Natural scaffold, modern strategy: Coumarin hybrids as potential carbohydrate-digesting enzyme inhibitors-A decade of medicinal chemistry exploration (2015–2025)

Abstract

Over the past decade (2015–2025), coumarin and its hybrid derivatives have emerged as promising scaffolds in the search for potent inhibitors of carbohydrate-digesting enzymes, particularly α-amylase (AMY) and α-glucosidase (AG), which are key pharmacological targets in controlling postprandial hyperglycemia in type-2 diabetic patients.
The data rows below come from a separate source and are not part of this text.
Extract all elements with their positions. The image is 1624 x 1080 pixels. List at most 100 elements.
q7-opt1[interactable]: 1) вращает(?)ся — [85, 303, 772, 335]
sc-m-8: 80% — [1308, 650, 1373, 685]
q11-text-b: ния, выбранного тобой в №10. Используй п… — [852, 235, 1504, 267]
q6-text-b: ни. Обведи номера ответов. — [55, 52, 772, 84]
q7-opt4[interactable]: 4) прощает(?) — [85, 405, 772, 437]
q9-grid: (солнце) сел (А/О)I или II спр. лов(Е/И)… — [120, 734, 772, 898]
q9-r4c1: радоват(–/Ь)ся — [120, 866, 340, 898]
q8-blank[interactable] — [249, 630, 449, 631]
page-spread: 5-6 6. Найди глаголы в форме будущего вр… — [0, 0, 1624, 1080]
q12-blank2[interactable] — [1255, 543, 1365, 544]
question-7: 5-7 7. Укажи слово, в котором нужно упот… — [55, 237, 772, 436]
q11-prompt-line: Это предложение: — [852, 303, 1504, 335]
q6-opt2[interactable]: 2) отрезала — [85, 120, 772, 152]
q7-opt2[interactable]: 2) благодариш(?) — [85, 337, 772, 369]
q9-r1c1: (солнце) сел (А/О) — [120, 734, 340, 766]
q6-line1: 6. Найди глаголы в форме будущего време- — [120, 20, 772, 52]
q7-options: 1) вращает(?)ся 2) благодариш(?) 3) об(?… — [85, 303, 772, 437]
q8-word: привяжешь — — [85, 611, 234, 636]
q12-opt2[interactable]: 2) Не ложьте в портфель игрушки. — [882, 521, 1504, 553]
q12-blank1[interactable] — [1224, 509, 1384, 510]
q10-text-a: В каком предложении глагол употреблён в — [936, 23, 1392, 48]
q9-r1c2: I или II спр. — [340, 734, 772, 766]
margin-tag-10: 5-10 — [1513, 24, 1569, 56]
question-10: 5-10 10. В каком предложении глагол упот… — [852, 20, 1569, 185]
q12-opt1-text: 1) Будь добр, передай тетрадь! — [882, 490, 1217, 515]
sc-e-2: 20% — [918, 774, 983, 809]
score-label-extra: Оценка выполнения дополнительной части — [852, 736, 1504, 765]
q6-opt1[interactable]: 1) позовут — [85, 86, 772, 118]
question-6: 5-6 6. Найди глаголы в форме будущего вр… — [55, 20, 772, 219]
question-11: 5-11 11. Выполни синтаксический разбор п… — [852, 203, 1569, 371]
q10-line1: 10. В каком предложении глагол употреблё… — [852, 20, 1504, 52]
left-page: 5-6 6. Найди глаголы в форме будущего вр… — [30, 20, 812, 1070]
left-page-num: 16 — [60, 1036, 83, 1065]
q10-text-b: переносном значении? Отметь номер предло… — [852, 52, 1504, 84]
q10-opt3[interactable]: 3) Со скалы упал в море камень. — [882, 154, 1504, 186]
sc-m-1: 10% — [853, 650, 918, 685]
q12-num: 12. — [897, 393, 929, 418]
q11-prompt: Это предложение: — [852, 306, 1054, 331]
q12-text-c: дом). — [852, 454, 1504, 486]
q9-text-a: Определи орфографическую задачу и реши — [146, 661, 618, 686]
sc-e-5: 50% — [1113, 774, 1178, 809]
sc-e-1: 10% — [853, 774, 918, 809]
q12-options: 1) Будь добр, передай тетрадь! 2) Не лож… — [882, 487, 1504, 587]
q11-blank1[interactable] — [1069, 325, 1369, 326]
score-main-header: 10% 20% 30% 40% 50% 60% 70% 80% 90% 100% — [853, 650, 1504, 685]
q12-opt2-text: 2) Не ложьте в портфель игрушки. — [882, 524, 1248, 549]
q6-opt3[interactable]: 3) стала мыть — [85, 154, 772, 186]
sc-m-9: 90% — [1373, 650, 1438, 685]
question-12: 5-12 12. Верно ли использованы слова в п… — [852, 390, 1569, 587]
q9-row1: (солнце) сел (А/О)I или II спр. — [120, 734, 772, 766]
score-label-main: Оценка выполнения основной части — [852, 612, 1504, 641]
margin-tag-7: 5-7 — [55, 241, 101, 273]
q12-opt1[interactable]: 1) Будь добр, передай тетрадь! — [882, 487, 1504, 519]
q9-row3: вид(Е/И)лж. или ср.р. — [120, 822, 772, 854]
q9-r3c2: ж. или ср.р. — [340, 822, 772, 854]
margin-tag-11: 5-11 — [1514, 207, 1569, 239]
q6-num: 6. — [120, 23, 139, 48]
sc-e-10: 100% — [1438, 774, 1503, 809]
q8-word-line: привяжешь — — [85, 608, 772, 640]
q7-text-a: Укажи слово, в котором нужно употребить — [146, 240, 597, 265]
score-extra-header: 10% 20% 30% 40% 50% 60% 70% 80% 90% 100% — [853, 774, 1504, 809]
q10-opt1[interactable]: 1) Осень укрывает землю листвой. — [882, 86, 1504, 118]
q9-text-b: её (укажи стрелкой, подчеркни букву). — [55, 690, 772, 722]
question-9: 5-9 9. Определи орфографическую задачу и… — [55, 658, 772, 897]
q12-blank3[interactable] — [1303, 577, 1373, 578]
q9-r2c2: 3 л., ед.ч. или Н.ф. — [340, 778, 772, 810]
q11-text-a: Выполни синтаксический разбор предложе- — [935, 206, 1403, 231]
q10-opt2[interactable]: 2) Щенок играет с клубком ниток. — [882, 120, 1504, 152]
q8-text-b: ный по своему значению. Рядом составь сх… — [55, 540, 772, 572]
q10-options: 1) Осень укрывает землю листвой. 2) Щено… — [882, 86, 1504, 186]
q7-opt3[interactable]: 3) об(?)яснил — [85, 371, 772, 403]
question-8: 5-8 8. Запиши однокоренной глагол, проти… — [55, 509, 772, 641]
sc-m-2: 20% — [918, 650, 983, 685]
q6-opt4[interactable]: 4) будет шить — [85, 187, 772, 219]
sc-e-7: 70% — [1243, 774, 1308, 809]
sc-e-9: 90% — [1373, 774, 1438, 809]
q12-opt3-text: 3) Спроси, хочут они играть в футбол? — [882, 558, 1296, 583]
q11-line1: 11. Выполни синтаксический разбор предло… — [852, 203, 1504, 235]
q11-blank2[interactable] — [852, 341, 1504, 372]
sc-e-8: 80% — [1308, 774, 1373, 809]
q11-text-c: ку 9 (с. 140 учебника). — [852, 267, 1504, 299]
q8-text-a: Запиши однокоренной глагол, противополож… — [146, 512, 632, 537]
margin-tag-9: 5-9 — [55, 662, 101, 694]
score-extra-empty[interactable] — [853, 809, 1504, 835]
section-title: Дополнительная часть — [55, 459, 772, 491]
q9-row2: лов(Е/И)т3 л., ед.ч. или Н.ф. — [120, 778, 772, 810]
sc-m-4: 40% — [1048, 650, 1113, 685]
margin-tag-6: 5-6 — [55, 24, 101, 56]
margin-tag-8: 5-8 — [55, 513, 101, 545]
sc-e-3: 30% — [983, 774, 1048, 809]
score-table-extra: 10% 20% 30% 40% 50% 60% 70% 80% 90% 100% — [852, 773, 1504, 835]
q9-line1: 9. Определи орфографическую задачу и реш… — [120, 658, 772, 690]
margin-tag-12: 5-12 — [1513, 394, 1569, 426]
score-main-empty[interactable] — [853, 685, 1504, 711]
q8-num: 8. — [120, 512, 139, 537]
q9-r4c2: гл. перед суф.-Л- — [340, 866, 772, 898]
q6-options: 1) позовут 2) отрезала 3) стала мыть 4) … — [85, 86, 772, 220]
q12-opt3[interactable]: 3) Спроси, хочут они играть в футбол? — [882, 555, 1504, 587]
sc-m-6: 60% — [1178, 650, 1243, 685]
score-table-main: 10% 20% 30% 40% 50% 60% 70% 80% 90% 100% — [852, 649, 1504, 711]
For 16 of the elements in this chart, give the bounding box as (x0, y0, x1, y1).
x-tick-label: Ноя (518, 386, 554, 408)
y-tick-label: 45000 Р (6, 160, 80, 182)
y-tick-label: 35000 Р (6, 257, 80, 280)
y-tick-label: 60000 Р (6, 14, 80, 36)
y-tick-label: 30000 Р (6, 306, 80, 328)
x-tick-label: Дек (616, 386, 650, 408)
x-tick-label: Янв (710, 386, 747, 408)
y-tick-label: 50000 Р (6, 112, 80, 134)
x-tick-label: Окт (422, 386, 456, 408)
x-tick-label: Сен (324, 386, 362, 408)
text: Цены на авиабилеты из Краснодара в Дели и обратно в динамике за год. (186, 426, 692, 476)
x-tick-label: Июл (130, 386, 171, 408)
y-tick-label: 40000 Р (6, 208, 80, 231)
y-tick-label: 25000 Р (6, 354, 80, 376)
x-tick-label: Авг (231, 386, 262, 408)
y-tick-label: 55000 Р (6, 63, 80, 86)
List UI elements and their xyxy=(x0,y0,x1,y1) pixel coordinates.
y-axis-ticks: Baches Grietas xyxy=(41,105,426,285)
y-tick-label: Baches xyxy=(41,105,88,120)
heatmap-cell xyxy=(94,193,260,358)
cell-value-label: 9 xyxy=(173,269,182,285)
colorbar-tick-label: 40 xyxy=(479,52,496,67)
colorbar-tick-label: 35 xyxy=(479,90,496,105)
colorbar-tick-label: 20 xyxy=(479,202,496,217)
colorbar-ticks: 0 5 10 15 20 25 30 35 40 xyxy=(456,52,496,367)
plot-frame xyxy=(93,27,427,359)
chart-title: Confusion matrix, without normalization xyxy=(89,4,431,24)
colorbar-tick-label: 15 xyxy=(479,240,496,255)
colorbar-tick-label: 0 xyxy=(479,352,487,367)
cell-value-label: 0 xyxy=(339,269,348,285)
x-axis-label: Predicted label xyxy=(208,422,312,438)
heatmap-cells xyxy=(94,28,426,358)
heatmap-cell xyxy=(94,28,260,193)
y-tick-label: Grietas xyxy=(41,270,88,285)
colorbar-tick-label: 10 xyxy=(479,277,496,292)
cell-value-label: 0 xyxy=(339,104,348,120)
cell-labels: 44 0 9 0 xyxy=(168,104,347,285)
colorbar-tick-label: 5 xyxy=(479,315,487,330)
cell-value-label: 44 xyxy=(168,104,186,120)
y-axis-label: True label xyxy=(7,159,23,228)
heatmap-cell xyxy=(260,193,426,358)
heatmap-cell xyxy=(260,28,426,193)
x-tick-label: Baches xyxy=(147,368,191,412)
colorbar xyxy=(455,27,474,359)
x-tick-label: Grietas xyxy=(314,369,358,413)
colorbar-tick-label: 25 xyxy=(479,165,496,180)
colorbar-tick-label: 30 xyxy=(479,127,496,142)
This review compiles and critically evaluates the medicinal chemistry efforts focused on coumarin-based hybrids, highlighting their development strategies, synthesis, enzyme inhibitory potential, and structure–activity relationships (SAR). Various pharmacophoric conjugates, including thiazole, thiazolidinedione, triazole, chalcone, isatin, sulfonamide, oxadiazole, hydrazone, and cinnamic acid, have been effectively linked to the coumarin nucleus to enhance enzyme inhibitory potential. Several derivatives have exhibited superior enzyme inhibition compared to the standard drug acarbose, with favorable in vitro and in vivo profiles, low cytotoxicity, and enhanced binding interactions as supported by docking analysis. The SAR insights reveal that substitution patterns, electronic effects, and linker modifications significantly influence biological activity. The findings underscore the versatility of coumarin as a lead scaffold and deliver a robust foundation for the rational design of next-generation lead molecules targeting the two carbohydrate-digesting enzymes.